No thanks, I can be healthy and happy without its intoxicating effects. When I had an accident and they gave me painkillers, all it took was one pill and I hated the effects of being drowsy and not being able to have a normal sleep or rest. I prefer the pain to experience the drug effects. I am already graduated from these beliefs.

-7 ( +0 / -7 )

And incarceration is not a bad thin Moondog? Quite costly and devastating to ones career, that is if one pursues a career.

-3 ( +2 / -5 )

It's a complete non-issue in Japan. It's not even on the public radar as a medicine. As far as Japanese people are concerned, it's still the devil's weed.

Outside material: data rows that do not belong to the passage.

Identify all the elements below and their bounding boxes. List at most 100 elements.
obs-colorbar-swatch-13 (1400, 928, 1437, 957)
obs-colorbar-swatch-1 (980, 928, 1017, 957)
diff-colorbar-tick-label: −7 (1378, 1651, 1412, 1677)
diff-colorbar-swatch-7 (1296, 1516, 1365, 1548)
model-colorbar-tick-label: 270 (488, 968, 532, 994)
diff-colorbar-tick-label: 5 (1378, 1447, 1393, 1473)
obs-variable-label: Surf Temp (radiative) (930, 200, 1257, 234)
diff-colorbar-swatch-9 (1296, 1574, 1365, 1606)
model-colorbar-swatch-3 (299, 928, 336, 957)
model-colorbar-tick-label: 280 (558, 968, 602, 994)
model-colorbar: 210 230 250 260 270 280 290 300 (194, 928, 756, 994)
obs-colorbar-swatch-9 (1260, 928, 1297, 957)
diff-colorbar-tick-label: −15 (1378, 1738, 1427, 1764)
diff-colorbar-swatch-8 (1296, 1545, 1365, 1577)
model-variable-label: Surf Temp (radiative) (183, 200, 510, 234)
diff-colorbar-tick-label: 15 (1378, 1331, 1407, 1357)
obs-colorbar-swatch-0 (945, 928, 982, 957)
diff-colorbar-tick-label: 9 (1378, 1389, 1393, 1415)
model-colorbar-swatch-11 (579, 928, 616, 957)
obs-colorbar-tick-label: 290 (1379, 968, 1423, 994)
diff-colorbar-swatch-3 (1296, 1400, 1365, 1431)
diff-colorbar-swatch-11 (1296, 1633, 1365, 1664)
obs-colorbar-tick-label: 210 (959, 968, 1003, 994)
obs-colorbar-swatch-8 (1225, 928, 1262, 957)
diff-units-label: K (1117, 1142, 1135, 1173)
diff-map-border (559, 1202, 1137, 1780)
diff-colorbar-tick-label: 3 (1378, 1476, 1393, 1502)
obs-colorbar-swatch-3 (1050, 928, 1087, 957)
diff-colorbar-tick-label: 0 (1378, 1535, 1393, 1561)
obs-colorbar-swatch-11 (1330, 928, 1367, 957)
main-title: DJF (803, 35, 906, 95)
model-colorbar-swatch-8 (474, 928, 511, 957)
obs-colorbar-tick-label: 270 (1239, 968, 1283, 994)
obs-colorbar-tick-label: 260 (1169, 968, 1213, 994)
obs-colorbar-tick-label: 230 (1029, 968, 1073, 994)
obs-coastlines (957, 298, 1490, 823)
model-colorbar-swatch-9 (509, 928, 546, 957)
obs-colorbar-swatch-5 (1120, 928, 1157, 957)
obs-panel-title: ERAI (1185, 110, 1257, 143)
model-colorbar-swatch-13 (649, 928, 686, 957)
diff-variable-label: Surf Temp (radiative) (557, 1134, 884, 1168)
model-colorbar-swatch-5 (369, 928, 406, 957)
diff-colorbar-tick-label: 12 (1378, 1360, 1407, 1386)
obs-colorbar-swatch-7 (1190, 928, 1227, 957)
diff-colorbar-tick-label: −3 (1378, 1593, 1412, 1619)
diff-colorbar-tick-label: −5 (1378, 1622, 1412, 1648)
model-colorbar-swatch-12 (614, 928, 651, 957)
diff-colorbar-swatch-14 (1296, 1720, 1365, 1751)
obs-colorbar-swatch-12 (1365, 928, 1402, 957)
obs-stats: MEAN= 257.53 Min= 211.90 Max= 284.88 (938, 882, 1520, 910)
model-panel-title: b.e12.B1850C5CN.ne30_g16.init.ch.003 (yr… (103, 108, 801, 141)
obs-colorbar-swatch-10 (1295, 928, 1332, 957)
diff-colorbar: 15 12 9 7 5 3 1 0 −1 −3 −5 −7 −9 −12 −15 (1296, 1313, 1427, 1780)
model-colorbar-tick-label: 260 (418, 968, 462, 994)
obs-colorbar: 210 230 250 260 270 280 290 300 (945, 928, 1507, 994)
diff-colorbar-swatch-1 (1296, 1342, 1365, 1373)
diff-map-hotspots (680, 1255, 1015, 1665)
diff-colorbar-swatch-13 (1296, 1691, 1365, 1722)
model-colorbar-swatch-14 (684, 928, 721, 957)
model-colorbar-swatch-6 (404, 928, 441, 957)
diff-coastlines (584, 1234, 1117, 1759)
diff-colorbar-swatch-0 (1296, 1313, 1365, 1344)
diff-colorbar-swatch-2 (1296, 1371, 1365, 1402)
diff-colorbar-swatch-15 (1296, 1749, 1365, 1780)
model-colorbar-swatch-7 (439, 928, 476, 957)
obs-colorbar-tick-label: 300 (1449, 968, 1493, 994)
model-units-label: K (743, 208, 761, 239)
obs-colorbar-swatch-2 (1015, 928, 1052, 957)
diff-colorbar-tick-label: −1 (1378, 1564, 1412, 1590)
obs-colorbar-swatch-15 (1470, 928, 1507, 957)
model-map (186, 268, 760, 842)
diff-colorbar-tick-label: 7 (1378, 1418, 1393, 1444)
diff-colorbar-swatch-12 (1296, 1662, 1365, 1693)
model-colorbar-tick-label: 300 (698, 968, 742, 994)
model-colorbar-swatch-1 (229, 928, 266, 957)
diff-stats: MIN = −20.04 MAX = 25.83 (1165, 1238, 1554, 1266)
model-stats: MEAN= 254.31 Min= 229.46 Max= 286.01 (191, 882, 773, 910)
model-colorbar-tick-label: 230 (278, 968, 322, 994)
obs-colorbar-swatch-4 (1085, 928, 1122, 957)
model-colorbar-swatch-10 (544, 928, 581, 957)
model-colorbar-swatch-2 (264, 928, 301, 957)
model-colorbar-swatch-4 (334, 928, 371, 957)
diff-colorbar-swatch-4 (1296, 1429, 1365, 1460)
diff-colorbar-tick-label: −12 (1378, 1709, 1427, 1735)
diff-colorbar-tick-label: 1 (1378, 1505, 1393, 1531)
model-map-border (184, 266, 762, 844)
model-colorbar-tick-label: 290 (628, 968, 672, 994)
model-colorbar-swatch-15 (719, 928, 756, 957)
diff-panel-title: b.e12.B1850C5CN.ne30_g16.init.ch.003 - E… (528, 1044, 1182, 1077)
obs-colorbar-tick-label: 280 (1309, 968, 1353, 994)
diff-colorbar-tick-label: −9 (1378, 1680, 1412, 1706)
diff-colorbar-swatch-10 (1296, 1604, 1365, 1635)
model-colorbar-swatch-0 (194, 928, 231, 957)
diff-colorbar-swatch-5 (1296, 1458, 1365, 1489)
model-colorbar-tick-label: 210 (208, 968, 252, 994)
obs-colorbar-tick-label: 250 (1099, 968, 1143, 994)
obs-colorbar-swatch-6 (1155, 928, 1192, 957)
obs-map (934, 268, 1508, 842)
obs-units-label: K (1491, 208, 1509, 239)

opponents cite studies pointing to marijuana as causing lung cancer or psychosis

Recent studies have shown that marijuana not only doesn't cause lung cancer, it may actually be cancer-preventing. And no study has ever shown that marijuana causes psychosis, only that it can bring out psychosis in those already predisposed to it, and even that is not guaranteed.

2 ( +5 / -3 )

MarkG, the only significant risk to use of Marijuana is incarceration.

7 ( +9 / -2 )

For me I prefer not to partake. For supporters of canabis enjoy... Though constant opposition reports suggest negative health effects even worse than cigarettes or alcohol. It's not entirely without risk.

-8 ( +3 / -11 )

It is long past time for governments to recognize that marijuana is not the evil threat they have claimed it to be. It's safe for recreation and has many medicinal uses, too.

7 ( +9 / -2 )

The CDC lists health costs for marijuana as not applicable and zero deaths. The plant is so non-toxic it does not give the user a hangover.

The US government has two patents on cannabinoids produced naturally in the cannabis plant patented as neuro-protectants.

Marijuana was used for thousands of years as medicine food and recreation with no historical evidence of harm. It is time to end the prohibition of the most therapeutic plant in nature.